Connecting the Unconnected (In Africa)

According to McKinsey shareholder returns on telecom assets are down 60% over the last 4 years in the Middle East Africa (MEA) region. (https://www.mckinsey.com/industries/telecommunications/our-insights : Telecommunications industry at Cliffs edge).   The main culprit is stagnating growth.  MEA includes mature markets like those in the Middle East where (mobile) penetration levels are close to 150% as well as high growth markets like Ethiopia where penetration is below 50%.   It is thus not useful to undertake analyses on an aggregate basis.

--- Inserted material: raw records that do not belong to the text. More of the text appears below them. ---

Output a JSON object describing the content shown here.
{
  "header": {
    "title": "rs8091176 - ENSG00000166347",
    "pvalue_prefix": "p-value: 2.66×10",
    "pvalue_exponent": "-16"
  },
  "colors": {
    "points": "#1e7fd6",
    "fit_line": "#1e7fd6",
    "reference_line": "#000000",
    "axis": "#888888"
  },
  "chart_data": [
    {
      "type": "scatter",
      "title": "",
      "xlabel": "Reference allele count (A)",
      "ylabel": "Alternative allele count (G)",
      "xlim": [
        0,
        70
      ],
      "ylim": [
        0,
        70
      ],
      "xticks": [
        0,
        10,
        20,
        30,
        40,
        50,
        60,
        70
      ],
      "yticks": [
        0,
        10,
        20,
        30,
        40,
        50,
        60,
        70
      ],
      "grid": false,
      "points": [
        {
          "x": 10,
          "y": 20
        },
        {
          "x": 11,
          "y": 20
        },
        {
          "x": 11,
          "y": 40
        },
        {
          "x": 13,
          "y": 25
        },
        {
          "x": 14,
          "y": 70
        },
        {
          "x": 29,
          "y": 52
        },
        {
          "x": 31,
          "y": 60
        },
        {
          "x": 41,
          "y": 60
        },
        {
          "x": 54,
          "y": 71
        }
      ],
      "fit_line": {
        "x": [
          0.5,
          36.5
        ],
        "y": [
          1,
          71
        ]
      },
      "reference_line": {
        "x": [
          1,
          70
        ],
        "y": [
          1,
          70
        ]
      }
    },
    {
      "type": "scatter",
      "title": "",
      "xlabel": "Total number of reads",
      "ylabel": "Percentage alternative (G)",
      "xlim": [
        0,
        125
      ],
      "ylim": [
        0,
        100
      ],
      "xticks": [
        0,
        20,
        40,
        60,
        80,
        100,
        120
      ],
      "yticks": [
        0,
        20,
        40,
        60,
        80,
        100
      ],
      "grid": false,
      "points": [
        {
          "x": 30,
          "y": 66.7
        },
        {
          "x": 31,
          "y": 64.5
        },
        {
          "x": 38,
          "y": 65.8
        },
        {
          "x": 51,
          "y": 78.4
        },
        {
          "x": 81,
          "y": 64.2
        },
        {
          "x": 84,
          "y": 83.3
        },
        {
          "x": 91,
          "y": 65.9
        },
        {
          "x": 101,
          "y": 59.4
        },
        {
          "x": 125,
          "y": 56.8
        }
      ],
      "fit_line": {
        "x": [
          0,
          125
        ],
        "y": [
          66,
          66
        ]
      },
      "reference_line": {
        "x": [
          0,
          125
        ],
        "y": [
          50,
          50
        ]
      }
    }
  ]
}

The mature markets are where data revenues are starting to show signs of rapid growth –but the markets are saturated.   In many African markets – particularly in Sub-Saharan Africa[1] – the decline in ARPU (average revenue per user) is no longer offset by subscriber growth and there is soon to be a decline in revenues and profitability.

In order to profit from the explosion of data services mobile network operators (MNO’s) need to address the complex and costly challenges of (a) upgrading network infrastructure to 3G and 4G;  (b) getting suitable and affordable devices (smartphones) into the hands of their customers and (c) ensuring that the services are affordable/accessible by reducing data tariffs.  This is not a one size fits all solution and there will be variations across the region based on local circumstances.   The solution for Zambia will be different from that for South Africa and so on.  Further, while voice has traditionally subsidized data and is still makes up to 70% of revenues,  globally tariffs are in sharp decline putting further pressure on data as the primary revenue growth strategy.

The key challenge to any operator is to ensure its long-term viability and to ensure that it continues to achieve the profitability metrics demanded by the market such as high EBITDA margins (40%+ in MEA ) which can only be maintained by ruthless cost cutting and innovative revenue generation.  I contend that too many African operators are obsessed with augmenting their declining voice revenues with data services.  The challenges to this are alluded to above.   The segment of the population that can afford these services is small and probably already at their limit of affordability.

To date the mobile (mainly voice) market is largely made up of pre-paid customers ( 97% +) and the balance a very small elite of post-paid customers.  The majority of pre-paid customers ( over 50% of them ) have at least 2 SIM cards so that they can always benefit from promotions and deals.  Their ARPU has declined roughly from $10 (per month) down to below $4 in most markets in Africa.

There is another market segment that remains untried and untested that should be targeted if MNO’s are to maintain or even grow profitability.  These are the potential customers at the bottom of the pyramid (BOP) who today don’t even have a phone.  They are the unconnected.

Why would one want to target them?  They aspire to be connected.  The chances are they know someone with a phone.  It may be a family member or a work colleague.  Even though that person may live somewhere else.  Nevertheless there is a mutual desire for communication.

We hear from the analysts that Africa has a billion and a half mobile phone subscribers.  For reasons articulated above the fact is that the number of (unique subscribers) is closer to half of that because of multiple SIM card ownership.  Many Africans have never made a call.   There is an opportunity for MNO’s to connect many of these new customers by allowing them to make ‘free’ calls.

These free calls will be a call to action for a connected customer to call back.  It is the natural evolution of the missed call phenomenon.   Today missed calls account for up to 40% of voice calls on many networks and are responsible for tying up significant network spectrum and capacity.  Missed calls are made to convey a message, pre-negotiated between A and B (caller and called), usually – ‘please call back’.

Today in order to make a missed call – the subscriber needs to have a phone, a pre-paid subscription and a minimum balance in order to be able to initiate the call.   Most Africans don’t have that.  They can barely put food on the table let alone put airtime onto a mobile phone.

By putting special SIM cards into the hands of these BOP customers MNO’s will be able to ‘light up’ a new market segment.  The so-called O3B – the other 3 billion people on the planet who are not connected.   These SIM cards with zero balance but suitably configured will lead to the generation of incremental calls (back to them) by the empowered (existing) base.   There is a new generation all IP MVNO that is delivering this solution to MNOs virtually, in the Cloud, without any capex/opex and without any change in mass missed calling behaviour.

After many years of IPR development and engineering the company has created a smart core signalling technology for delivering the ‘missed call’ info to existing subscribers without hogging network capacity.   A highly distilled switch that delivers over a billion connections per day on a single node.  There is thus no incremental network investment required.  The existing network infrastructure suffices.  The asset is sweated.   The incremental revenues go straight to the bottom line as there is minimal cost associated with the new traffic.  Trials have been held in Africa and in India.  The take-up of the service has been strong and the benefits to the MNO manifest.

Voila!  The MNO’s challenge of maintaining profitability is met.

[1] For Sub-Saharan Africa you can replace with South East Asia where the dynamics are the same.